Scott Chamberlin

4/15/2025

5 minutes

Agent Bedlam: A Future of Endless AI Energy Consumption?

We’re all infatuated with agents these days. Whether it’s the latest MCP-enabled platform, your vibe-coded instant success story, or maybe a ticking time bomb in disguise, agents are becoming the thing. Right now, their impact is small but growing rapidly. But let’s fast-forward to a future where these agents proliferate wildly, unchecked, triggering endless chains of other agents in some twisted pandemonium of computation. What happens then? Spoiler: chaos.

The Bedlam Analogy

Back in my Microsoft days, we had a phenomenon called email bedlam which occasionally brought down our entire internal Exchange servers. It goes something like this:

Someone emails a massive distribution list not typically used and inevitably, someone else replies with, "Please remove me." Then another person chimes in with the same request an so on. You've reached peak bedlam when you start getting the "Stop replying to all!"—to, you guessed it, the entire list. Rinse and repeat until every inbox is flooded, the email chain is now 10 pages long, and IT is breathing into paper bags. (Here’s the Wikipedia link for full context: Email Storm.) . That's what we called bedlam.

Now, imagine this—but with AI agents. What starts as a simple request to code the next unicorn app while you pop popcorn turns into a runaway feedback loop of agents triggering other agents, their network activity multiplying until systems buckle. And unlike email storms, this isn’t a once-in-a-blue-moon scenario. It could very well be the average case in a world with few constraints (either with basic web-requests or within a specific agent protocol like A2A). We are actually already seeing some early signs in the increased crawling costs due to AI and I imagine some of this is agent requests.

Modeling the Madness

This brings us to my latest fascination: modeling the energy impact of AI energy growth. Since my company, Neuralwatt, is focused on making AI energy-efficient, I started thinking about what unchecked agent bedlam could look like from an energy perspective. After all, while hardware and network limits will ultimately be the physical cap on the madness (likely only with great impact), I wanted to hone in on energy consumption to see at what point we get unchecked growth.

AI Energy Models—Monte Carlo to Find Bedlam

Many players in AI energy—Schneider, the IEA, etc.—have their AI energy models, full of projections for the not-so-distant future.

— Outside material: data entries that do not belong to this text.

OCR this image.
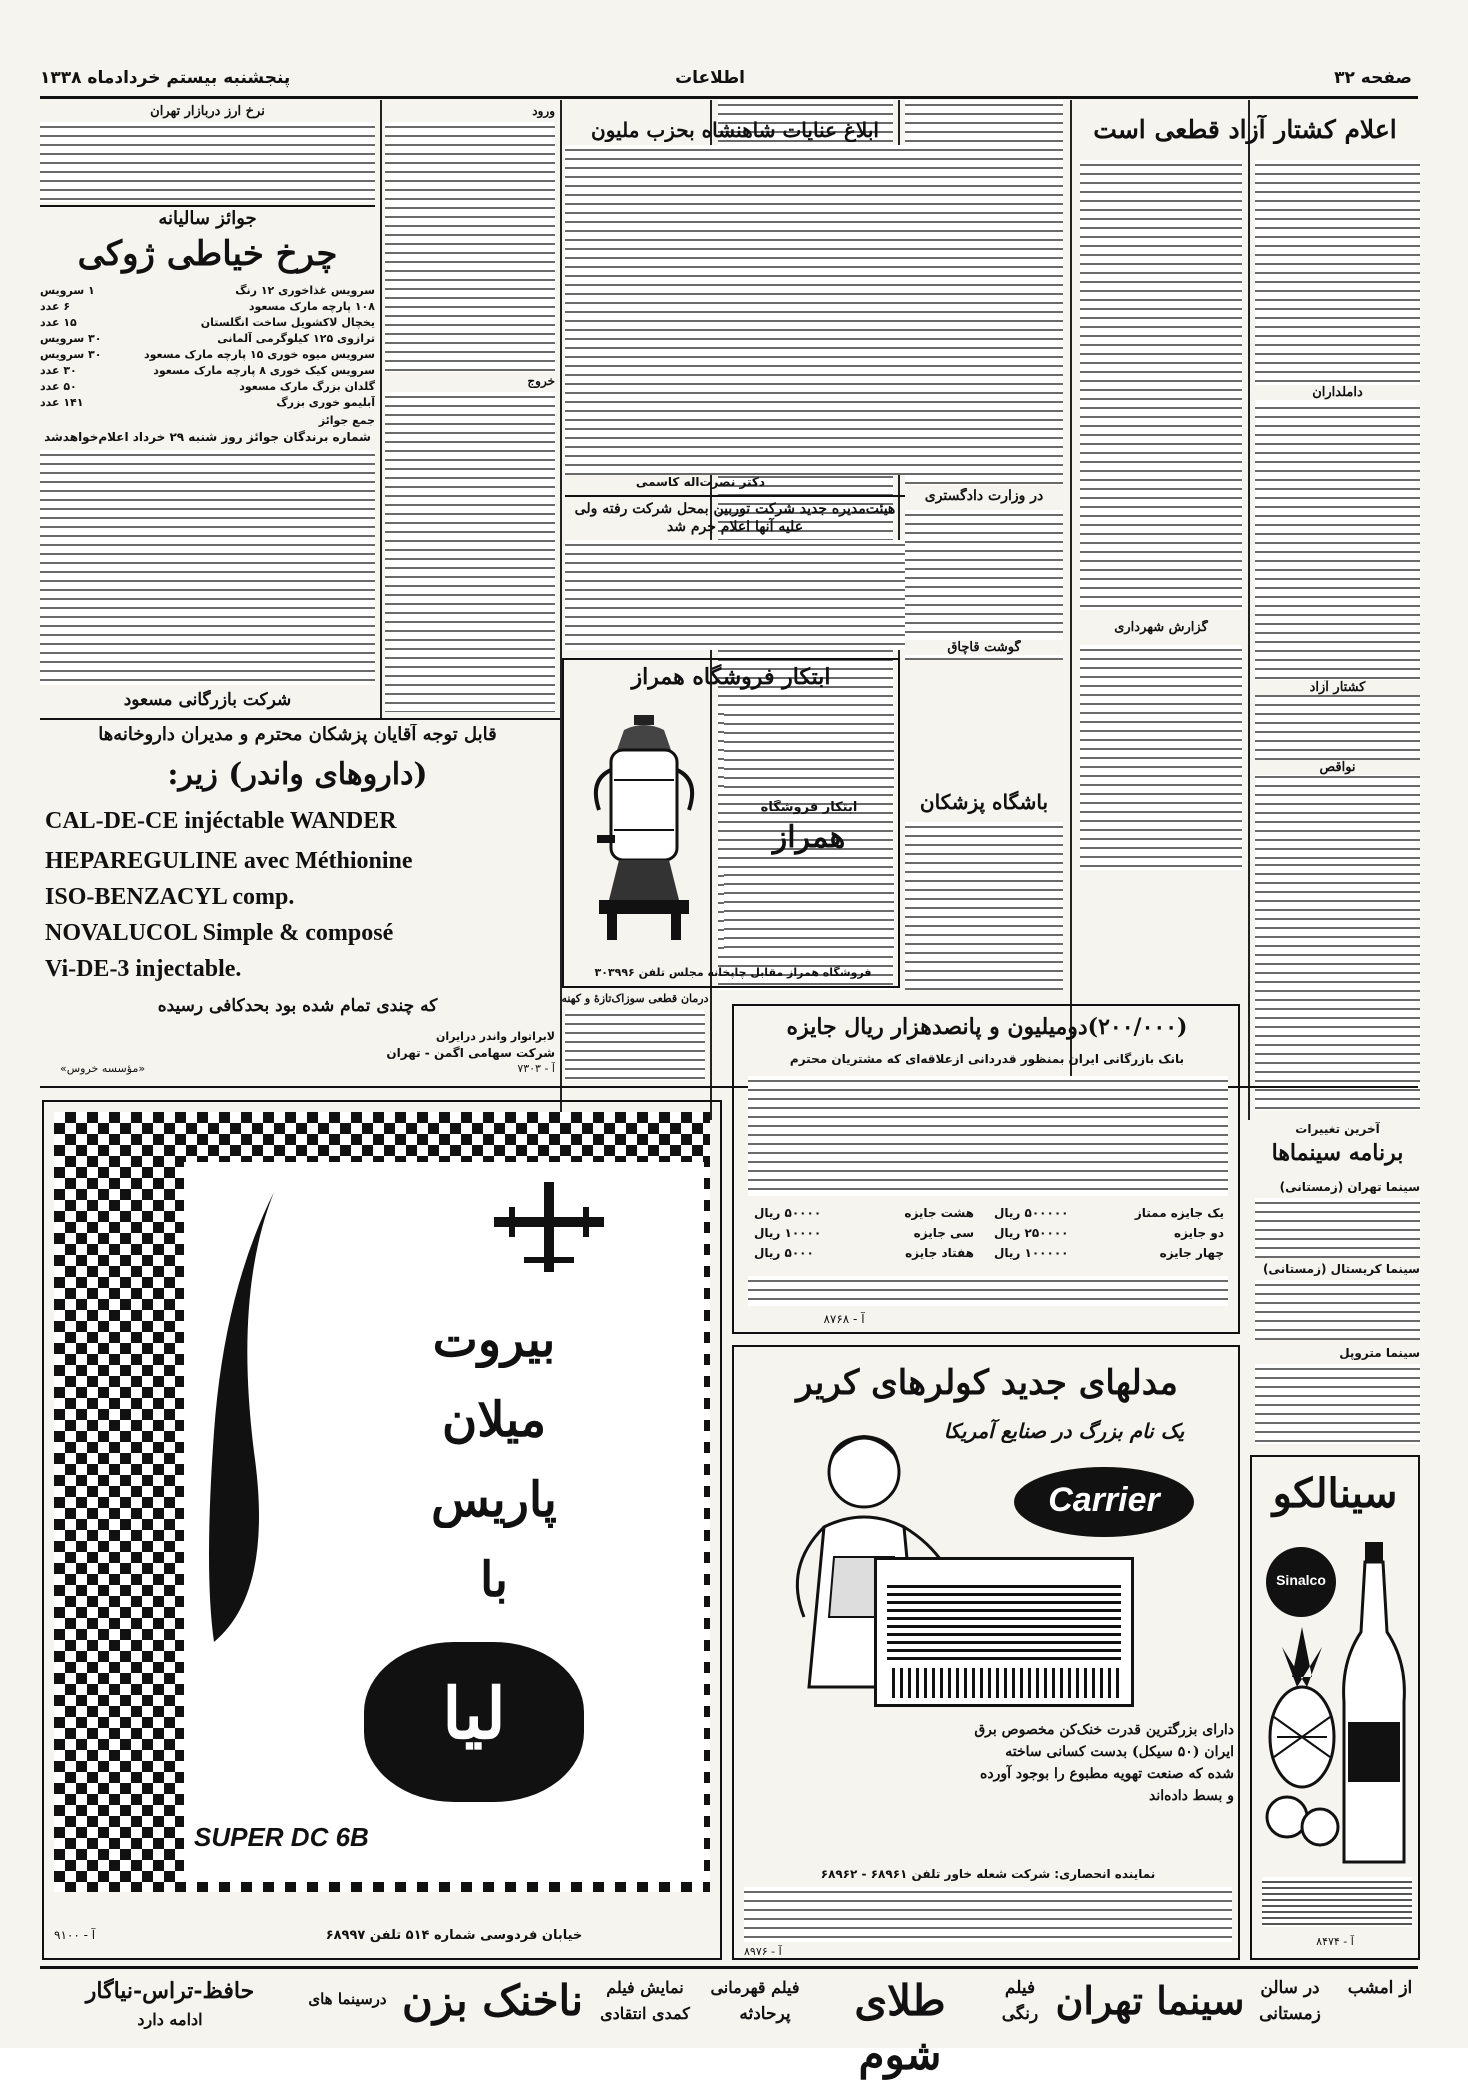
صفحه ۳۲
اطلاعات
پنجشنبه بیستم خردادماه ۱۳۳۸
اعلام کشتار آزاد قطعی است
داملداران
کشتار آزاد
نواقص
گزارش شهرداری
در وزارت دادگستری
گوشت قاچاق
باشگاه پزشکان
درمان قطعی سوزاک‌تازهٔ و کهنه
ابلاغ عنایات شاهنشاه بحزب ملیون
دکتر نصرت‌اله کاسمی
هیئت‌مدیره جدید شرکت توربین بمحل شرکت رفته ولی علیه آنها اعلام جرم شد
ابتکار فروشگاه همراز
ابتکار فروشگاه
همراز
فروشگاه همراز مقابل چاپخانه مجلس تلفن ۳۰۳۹۹۶
ورود
خروج
نرخ ارز دربازار تهران
جوائز سالیانه
چرخ خیاطی ژوکی
سرویس غذاخوری ۱۲ رنگ
۱ سرویس
۱۰۸ پارچه مارک مسعود
۶ عدد
یخچال لاکشویل ساخت انگلستان
۱۵ عدد
ترازوی ۱۲۵ کیلوگرمی آلمانی
۳۰ سرویس
سرویس میوه خوری ۱۵ پارچه مارک مسعود
۳۰ سرویس
سرویس کیک خوری ۸ پارچه مارک مسعود
۳۰ عدد
گلدان بزرگ مارک مسعود
۵۰ عدد
آبلیمو خوری بزرگ
۱۴۱ عدد
جمع جوائز
شماره برندگان جوائز روز شنبه ۲۹ خرداد اعلام‌خواهدشد
شرکت بازرگانی مسعود
قابل توجه آقایان پزشکان محترم و مدیران داروخانه‌ها
(داروهای واندر) زیر:
CAL-DE-CE injéctable WANDER
HEPAREGULINE avec Méthionine
ISO-BENZACYL comp.
NOVALUCOL Simple & composé
Vi-DE-3 injectable.
که چندی تمام شده بود بحدکافی رسیده
لابراتوار واندر درایران
شرکت سهامی اگمن - تهران
آ - ۷۳۰۳
«مؤسسه خروس»
بیروت
میلان
پاریس
با
لیا
SUPER DC 6B
خیابان فردوسی شماره ۵۱۴ تلفن ۶۸۹۹۷
آ - ۹۱۰۰
(۲۰۰/۰۰۰)دومیلیون و پانصدهزار ریال جایزه
بانک بازرگانی ایران بمنظور قدردانی ازعلاقه‌ای که مشتریان محترم
یک جایزه ممتاز
۵۰۰۰۰۰ ریال
دو جایزه
۲۵۰۰۰۰ ریال
چهار جایزه
۱۰۰۰۰۰ ریال
هشت جایزه
۵۰۰۰۰ ریال
سی جایزه
۱۰۰۰۰ ریال
هفتاد جایزه
۵۰۰۰ ریال
آ - ۸۷۶۸
آخرین تغییرات
برنامه سینماها
سینما تهران (زمستانی)
سینما کریستال (زمستانی)
سینما متروپل
مدلهای جدید کولرهای کریر
یک نام بزرگ در صنایع آمریکا
Carrier
دارای بزرگترین قدرت خنک‌کن مخصوص برق ایران (۵۰ سیکل) بدست کسانی ساخته شده که صنعت تهویه مطبوع را بوجود آورده و بسط داده‌اند
نماینده انحصاری: شرکت شعله خاور تلفن ۶۸۹۶۱ - ۶۸۹۶۲
آ - ۸۹۷۶
سینالکو
Sinalco
آ - ۸۴۷۴
از امشب
زمستانی
در سالن
سینما تهران
فیلم
رنگی
طلای شوم
پرحادثه
فیلم قهرمانی
نمایش فیلم
کمدی انتقادی
ناخنک بزن
درسینما های
حافظ-تراس-نیاگار
ادامه دارد
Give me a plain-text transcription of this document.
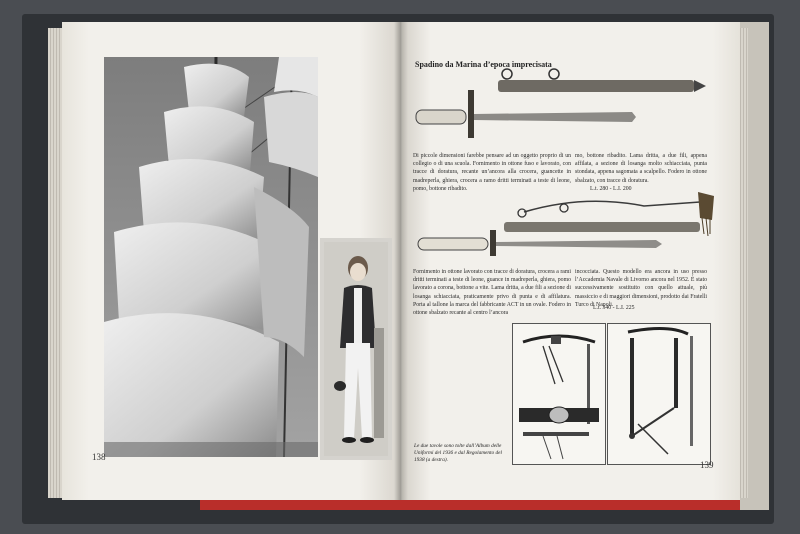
138
Spadino da Marina d’epoca imprecisata
Di piccole dimensioni farebbe pensare ad un oggetto proprio di un collegio o di una scuola. Fornimento in ottone fuso e lavorato, con tracce di doratura, recante un’ancora alla crocera, guancette in madreperla, ghiera, crocera a ramo dritti terminati a teste di leone, pomo, bottone ribadito.
mo, bottone ribadito. Lama dritta, a due fili, appena affilata, a sezione di losanga molto schiacciata, punta stondata, appena sagomata a scalpello. Fodero in ottone sbalzato, con tracce di doratura.
L.t. 280 - L.I. 200
Fornimento in ottone lavorato con tracce di doratura, crocera a rami dritti terminati a teste di leone, guance in madreperla, ghiera, pomo lavorato a corona, bottone a vite. Lama dritta, a due fili a sezione di losanga schiacciata, praticamente privo di punta e di affilatura. Porta al tallone la marca del fabbricante ACT in un ovale. Fodero in ottone sbalzato recante al centro l’ancora
incocciata. Questo modello era ancora in uso presso l’Accademia Navale di Livorno ancora nel 1952. È stato successivamente sostituito con quello attuale, più massiccio e di maggiori dimensioni, prodotto dai Fratelli Turco di Napoli.
L.t. 340 - L.I. 225
Le due tavole sono tolte dall’Album delle Uniformi del 1936 e dal Regolamento del 1938 (a destra).	139
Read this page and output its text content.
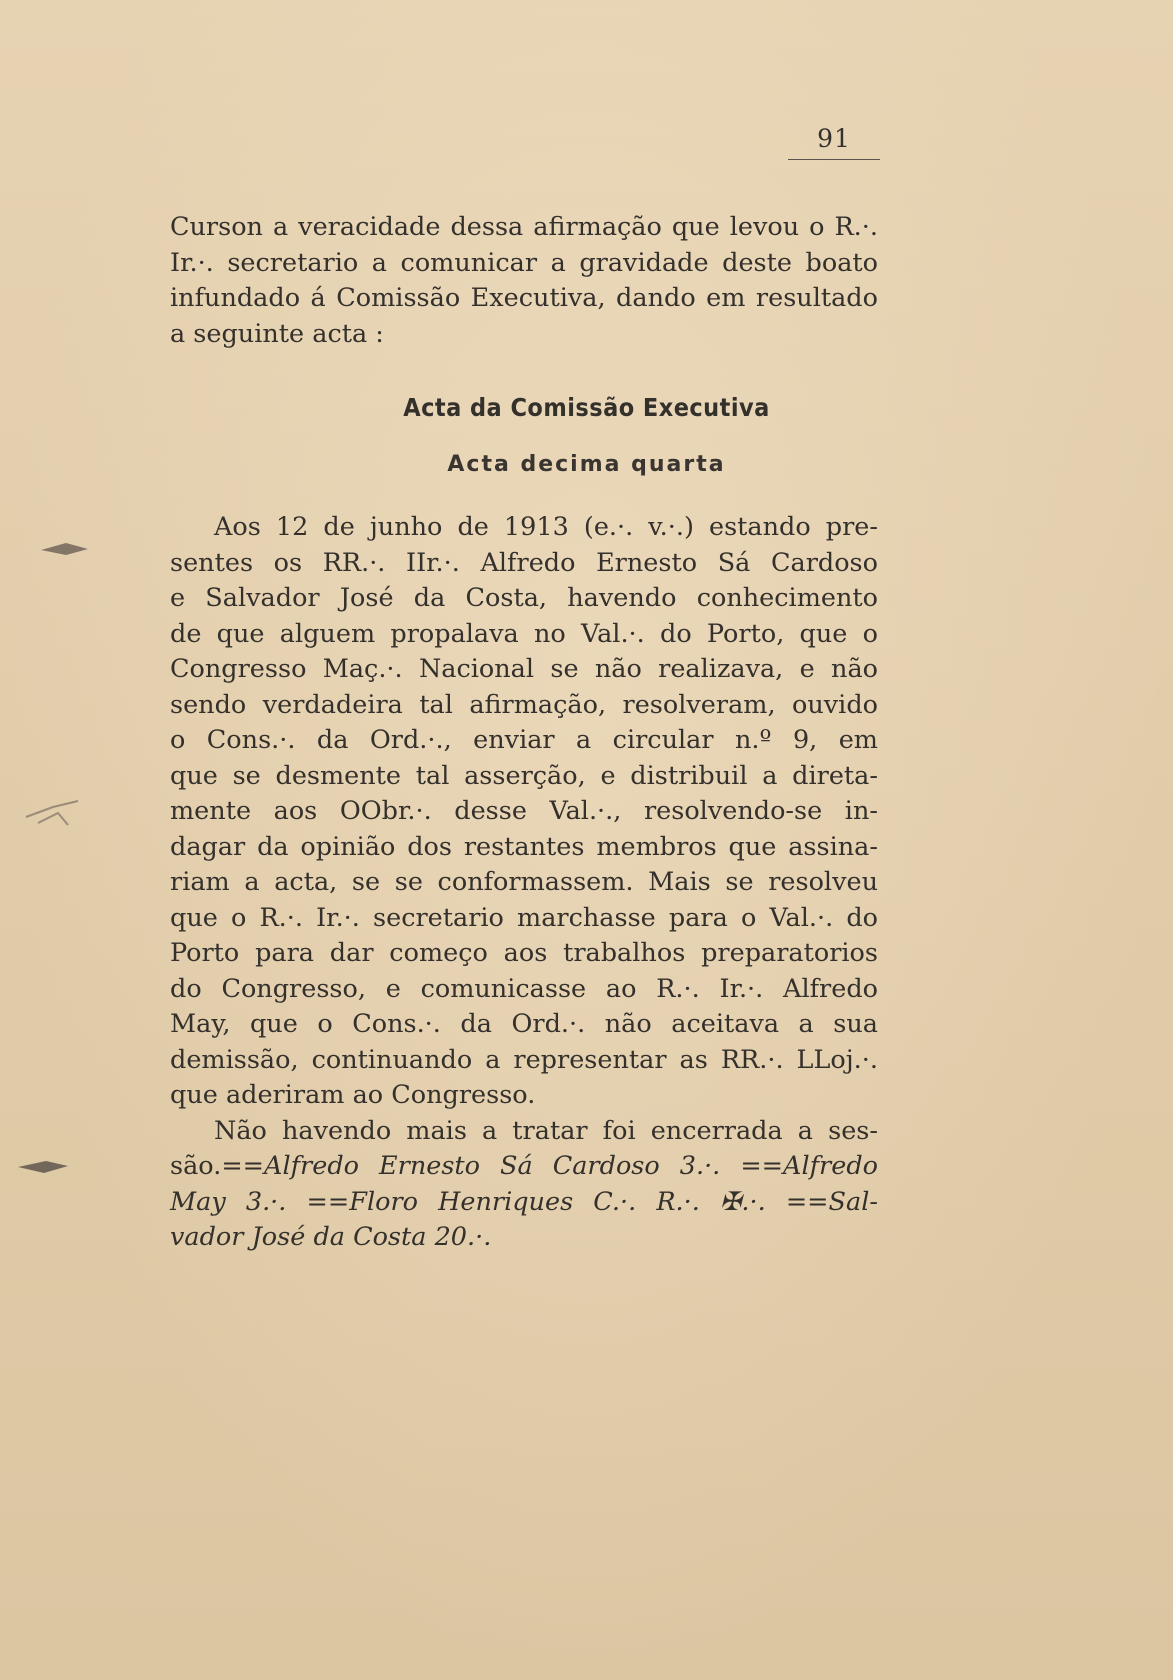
91
Curson a veracidade dessa afirmação que levou o R.·.
Ir.·. secretario a comunicar a gravidade deste boato
infundado á Comissão Executiva, dando em resultado
a seguinte acta :
Acta da Comissão Executiva
Acta decima quarta
Aos 12 de junho de 1913 (e.·. v.·.) estando pre-
sentes os RR.·. IIr.·. Alfredo Ernesto Sá Cardoso
e Salvador José da Costa, havendo conhecimento
de que alguem propalava no Val.·. do Porto, que o
Congresso Maç.·. Nacional se não realizava, e não
sendo verdadeira tal afirmação, resolveram, ouvido
o Cons.·. da Ord.·., enviar a circular n.º 9, em
que se desmente tal asserção, e distribuil a direta-
mente aos OObr.·. desse Val.·., resolvendo-se in-
dagar da opinião dos restantes membros que assina-
riam a acta, se se conformassem. Mais se resolveu
que o R.·. Ir.·. secretario marchasse para o Val.·. do
Porto para dar começo aos trabalhos preparatorios
do Congresso, e comunicasse ao R.·. Ir.·. Alfredo
May, que o Cons.·. da Ord.·. não aceitava a sua
demissão, continuando a representar as RR.·. LLoj.·.
que aderiram ao Congresso.
Não havendo mais a tratar foi encerrada a ses-
são.==Alfredo Ernesto Sá Cardoso 3.·. ==Alfredo
May 3.·. ==Floro Henriques C.·. R.·. ✠.·. ==Sal-
vador José da Costa 20.·.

But here at Neuralwatt (we punch above our weight), we decided to go a step further: let’s model the thresholds for agent bedlam.

Using a Monte Carlo simulation, I crafted a custom AI energy model grounded in the nitty-gritty of AI compute. My model factors in:

Tokens: Growth rates, probabilities of additional inference-time compute, recursive depth probabilities and most importantly the probability an agent will call another agent.

Hardware: Energy efficiency and performance gains (Nvidia GTC 2025 roadmap), hardware adoption rates, and eventual depreciation.

Let's start with a baseline simulation (thanks Schneider report which I referenced to tune my initial parameters) that shows solid, predictable growth. Here’s how it looks:

Then I cranked things up with a "More Growth" scenario (10% increase in key parameters from baseline). Probably getting out of the realm of manageability for existing infrastructure but within an order of magnitude of the baseline. Things are starting to heat up.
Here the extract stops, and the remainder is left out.